Now I have a better idea of how hp and cu. in. relate to gpm.
Cu. in. online, like Surplus Center, on a pump or motor never connected before.
Thanks muddstopper!
I still have a question however.
Is there a story behind your 'muddstopper" handle?
Inquiring minds want to know...

well the story goes something like this. 20 years or so ago, I was into doing some lite landscapeing and hydroseeding. I did some work for a older lady that was having water problems around her house. I regraded the slope and what ever it took to turn the water away and everything dried up .She called me her muddstopper because I got rid of the mud. Of course my helpers thought this was funny so they started calling me muddstopper, so I decided to just go with it. Kind of funny now because nobody around here calls me muddstopper anymore or even knows it used to be my nickname.

I thought I went into a little to much detail.

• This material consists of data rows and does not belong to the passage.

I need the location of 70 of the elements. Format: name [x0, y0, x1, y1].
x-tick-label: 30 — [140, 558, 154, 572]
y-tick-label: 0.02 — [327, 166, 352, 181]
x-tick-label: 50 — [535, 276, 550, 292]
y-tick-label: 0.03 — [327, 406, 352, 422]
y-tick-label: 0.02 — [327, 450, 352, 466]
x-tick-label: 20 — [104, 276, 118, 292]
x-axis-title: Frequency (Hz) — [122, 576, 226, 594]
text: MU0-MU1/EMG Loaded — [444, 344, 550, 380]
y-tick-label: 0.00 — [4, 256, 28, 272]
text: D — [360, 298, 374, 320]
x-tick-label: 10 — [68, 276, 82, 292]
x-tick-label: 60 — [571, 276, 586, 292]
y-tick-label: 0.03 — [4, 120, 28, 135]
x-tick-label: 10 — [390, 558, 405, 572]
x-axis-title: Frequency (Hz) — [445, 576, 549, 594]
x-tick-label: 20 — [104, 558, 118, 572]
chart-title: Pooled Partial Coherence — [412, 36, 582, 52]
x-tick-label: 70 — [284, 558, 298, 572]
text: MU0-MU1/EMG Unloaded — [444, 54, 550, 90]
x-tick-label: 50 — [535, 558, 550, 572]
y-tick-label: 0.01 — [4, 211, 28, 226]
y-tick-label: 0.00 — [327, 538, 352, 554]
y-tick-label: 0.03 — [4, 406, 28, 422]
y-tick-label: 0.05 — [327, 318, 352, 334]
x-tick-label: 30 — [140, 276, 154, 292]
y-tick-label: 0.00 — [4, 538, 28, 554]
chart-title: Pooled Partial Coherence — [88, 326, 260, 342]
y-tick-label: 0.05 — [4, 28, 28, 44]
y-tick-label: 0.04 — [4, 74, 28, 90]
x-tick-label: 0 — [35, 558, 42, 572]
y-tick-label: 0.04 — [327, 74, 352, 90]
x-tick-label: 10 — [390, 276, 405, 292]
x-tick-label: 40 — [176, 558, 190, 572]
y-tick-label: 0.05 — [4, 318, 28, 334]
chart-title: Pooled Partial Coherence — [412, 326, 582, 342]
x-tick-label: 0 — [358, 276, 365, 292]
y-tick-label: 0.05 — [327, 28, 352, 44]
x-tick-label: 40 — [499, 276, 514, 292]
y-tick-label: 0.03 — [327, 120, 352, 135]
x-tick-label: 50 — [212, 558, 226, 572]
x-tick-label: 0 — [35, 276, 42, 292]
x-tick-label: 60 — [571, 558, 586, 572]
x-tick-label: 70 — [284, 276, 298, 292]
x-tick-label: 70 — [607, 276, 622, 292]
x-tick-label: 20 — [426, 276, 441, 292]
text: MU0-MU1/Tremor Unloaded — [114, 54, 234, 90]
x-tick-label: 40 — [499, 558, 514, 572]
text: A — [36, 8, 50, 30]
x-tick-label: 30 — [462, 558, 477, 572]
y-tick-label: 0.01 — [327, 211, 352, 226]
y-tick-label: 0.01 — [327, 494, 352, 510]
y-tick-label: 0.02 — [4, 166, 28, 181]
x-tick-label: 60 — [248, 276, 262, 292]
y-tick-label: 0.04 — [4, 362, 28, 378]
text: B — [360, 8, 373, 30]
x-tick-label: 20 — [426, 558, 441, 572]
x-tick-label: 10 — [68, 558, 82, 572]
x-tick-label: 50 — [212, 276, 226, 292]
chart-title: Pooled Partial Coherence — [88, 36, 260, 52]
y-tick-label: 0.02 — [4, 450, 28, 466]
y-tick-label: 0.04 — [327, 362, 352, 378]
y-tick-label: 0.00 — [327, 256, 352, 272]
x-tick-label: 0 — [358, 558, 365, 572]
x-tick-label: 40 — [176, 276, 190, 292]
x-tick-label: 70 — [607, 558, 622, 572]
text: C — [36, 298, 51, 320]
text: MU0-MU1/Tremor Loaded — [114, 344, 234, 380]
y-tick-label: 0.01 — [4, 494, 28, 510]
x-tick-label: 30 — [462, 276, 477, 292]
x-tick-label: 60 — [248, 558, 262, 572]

I corrected a small detail in my post. I said pumps where measured in cuin/cc per min, and its supposed to be cuin/cc per revolution. For every turn of the pump shaft it displaces a set amount of flow. The faster it turns the more it flows and when it turns fast enough to displace 231cuinmin it will be pumping 1 gpm.

 

[Eikrem]

Some good awnsers!!
Thanks to all for the contribution.
Any of u guys who uses a kickout controll valve,and is able to explane setup?it states maximum kick out pressure is 800 psi. Will that be anough to split the log before the cylinder retracts.also want a cylinder to adjust the knife.
Thanks in advance.

 

[muddstopper]

800psi isnt a lot of pressure, but with a 10in bore cyl it will produce over 30tons of force. With a 5in bore cyl 800psi will only produce about 7.5 tons of force. So the answer of will 800psi be enough to split wood, the answer is yes and no.. It all depends on what kind of wood, how much force does it take to split it, and what other combination of parts you are planning on using to do the work. Then you have to ask yourself how fast do you want to split the wood. With everything being equal with pressure and flow and other varibles such as stroke and shaft size, the 10in bore cyl is going to be about 4 times slower than the 5in cyl. To get the speed you would have to increase pump flow which would also mean increaseing the hp required to produce the flow. With that said, the 800psi required to produce the kickout on the auto return valve is usually used to retract the cyl, not extend. Retracting the cyl is putting pressure on the rod side of the cyl. This side of the cyl piston will have a smaller surface area and will produce much less force than if the pressure in on the opposite side of the piston. Usually this kickout pressure is only needed to retract the cyl and then allow the valve to shift into center position when the cyl is fully retracted. It is not meant to be used to split wood so minimal pressure is only needed to make the cyl retract without load. The control valve should have a adjustable relief that can be set seperately from the retract detent and enable you to adjust for full system pressure on cyl extend and spitting wood.

 

[Eikrem]

Thank u for exlaining.so the 800 psi is not built up on the piston side but on the rod side?? Correct me if I’m wrong. If so I understan.
The cylinder is only 60mm id and rod is 40 mm. Area 28,2. So it will move quickly

 

[muddstopper]

60mm=2.36inches, 50mm=1.57inches. Thats a pretty small cyl for a wood splitter. Yea, at 16gpm it will be pretty fast. at 16gpme it will extend at 14inches persec and retract at 25inches persecond. Way to fast for me. We used to have some 4in bore x 8ft stroke cyl that would cycle 13times permin, but nobody had any hands or fingers around it.

 

[Eikrem]

I know. I’m thinking of upgrade to a 4” and still be fast enough for me.

 

[cantoo]

What kind of wood are you splitting in Norway? I'm assuming birch, spruce and pine? These are normally easier to split woods so your cylinder size can be smaller. I'm splitting nice straight grained ash with a 4 1/2" cylinder I could have gotten away with a 3 1/2" but when the ash is gone I will be splitting maple.